Dr Blakely also said we need to know whether an Omicron infection is protective against later variants before assuming its rapid spread will help end the pandemic.
"This is obviously impossible to know definitively until the next variant hits."
Lab studies have shown Omicron antibodies do help fight off Delta.
"Maybe pushing Delta out is actually a good thing, and we’re looking at something we can live with more easily and that will disrupt us less than the previous variants," South African virologist Alex Sigal told the Times last week.
But with SARS-CoV-2 constantly mutating, even 'milder' versions of the virus could be bad news if they're able to infect us repeatedly.
"Each covid infection raises the risk of creating a new 'pre-existing condition' that will make subsequent infections more dangerous," University of San Francisco computer science and medical ethicist Rachel Thomas wrote on Twitter.
"Not everyone's immune systems will be able to take the repeated hits. In a population, getting covid 1x (on average) over the next 2 years vs. 3x (on average) over next 2 years is likely to result in significant differences in how many end up permanently disabled."

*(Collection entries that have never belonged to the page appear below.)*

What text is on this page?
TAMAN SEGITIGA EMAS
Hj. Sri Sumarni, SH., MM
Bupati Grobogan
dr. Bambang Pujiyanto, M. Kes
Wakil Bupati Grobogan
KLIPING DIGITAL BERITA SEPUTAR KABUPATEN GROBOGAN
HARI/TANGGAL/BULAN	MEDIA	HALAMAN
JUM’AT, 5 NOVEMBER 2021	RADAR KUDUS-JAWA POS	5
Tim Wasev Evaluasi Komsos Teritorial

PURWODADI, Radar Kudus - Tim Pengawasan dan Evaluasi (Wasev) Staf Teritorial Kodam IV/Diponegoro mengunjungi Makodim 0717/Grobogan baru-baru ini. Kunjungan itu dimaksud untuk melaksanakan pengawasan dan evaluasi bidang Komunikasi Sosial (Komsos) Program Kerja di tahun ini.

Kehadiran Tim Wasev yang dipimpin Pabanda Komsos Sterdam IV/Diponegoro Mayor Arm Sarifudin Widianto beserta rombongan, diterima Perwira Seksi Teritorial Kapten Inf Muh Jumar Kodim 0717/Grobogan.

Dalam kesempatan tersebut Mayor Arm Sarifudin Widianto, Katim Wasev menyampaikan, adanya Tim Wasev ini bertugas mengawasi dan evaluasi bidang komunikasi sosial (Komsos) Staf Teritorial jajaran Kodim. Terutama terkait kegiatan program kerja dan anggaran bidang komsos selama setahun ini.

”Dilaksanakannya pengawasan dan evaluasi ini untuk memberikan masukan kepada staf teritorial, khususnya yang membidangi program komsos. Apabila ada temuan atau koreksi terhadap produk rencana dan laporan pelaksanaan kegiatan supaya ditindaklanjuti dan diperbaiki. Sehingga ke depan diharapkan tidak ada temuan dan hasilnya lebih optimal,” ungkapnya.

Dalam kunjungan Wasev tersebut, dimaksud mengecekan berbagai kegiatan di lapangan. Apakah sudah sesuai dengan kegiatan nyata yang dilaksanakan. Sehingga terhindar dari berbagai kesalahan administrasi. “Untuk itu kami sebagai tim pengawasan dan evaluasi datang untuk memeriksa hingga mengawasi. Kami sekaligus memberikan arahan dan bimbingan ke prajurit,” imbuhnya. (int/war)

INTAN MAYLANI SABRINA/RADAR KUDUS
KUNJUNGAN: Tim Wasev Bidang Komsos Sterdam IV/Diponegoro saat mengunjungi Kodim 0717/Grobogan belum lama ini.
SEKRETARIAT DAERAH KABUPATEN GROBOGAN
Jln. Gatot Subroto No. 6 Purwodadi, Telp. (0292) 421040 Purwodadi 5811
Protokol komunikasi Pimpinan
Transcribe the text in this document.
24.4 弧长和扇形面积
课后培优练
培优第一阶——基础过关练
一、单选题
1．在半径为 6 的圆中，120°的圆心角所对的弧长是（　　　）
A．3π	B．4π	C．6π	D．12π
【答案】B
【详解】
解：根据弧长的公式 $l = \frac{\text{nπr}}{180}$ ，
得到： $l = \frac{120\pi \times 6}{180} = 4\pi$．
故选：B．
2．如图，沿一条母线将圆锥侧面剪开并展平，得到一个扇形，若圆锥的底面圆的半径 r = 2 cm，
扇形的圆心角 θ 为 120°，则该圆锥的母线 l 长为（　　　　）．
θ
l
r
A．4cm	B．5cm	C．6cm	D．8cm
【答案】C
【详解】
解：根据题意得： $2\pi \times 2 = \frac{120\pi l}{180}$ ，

She said delaying the virus as long as possible - as New Zealand is trying to do, through its managed isolation and quarantine system - will increase the chances that when it does hit, we'll have better vaccines and treatment options.
Few Kiwis have had COVID-19, compared with most other countries' populations. While our vaccination rate is up there with the best, we still haven't started vaccinating young children. Some studies have also suggested hybrid immunity - having had both a previous strain of the virus as well as the vaccine - offers the best protection, something few Kiwis have experienced.
In Australia, which has similar vaccination rates to us and until recently, case numbers, Omicron has been able to spread like wildfire. NSW Health Minister Brad Hazzard recently said basically everyone will end up getting Omicron.
Tedros Adhanom Ghebreyesus, the head of the World Health Organization, says ending the pandemic is simply a "matter of will" - urging rich countries to stop "vaccine hoarding" and let the rest of the world up their protection, reducing the likelihood of new variants emerging.
"If the right choices are taken, we can turn this pandemic around, and build on the gains made in 2021."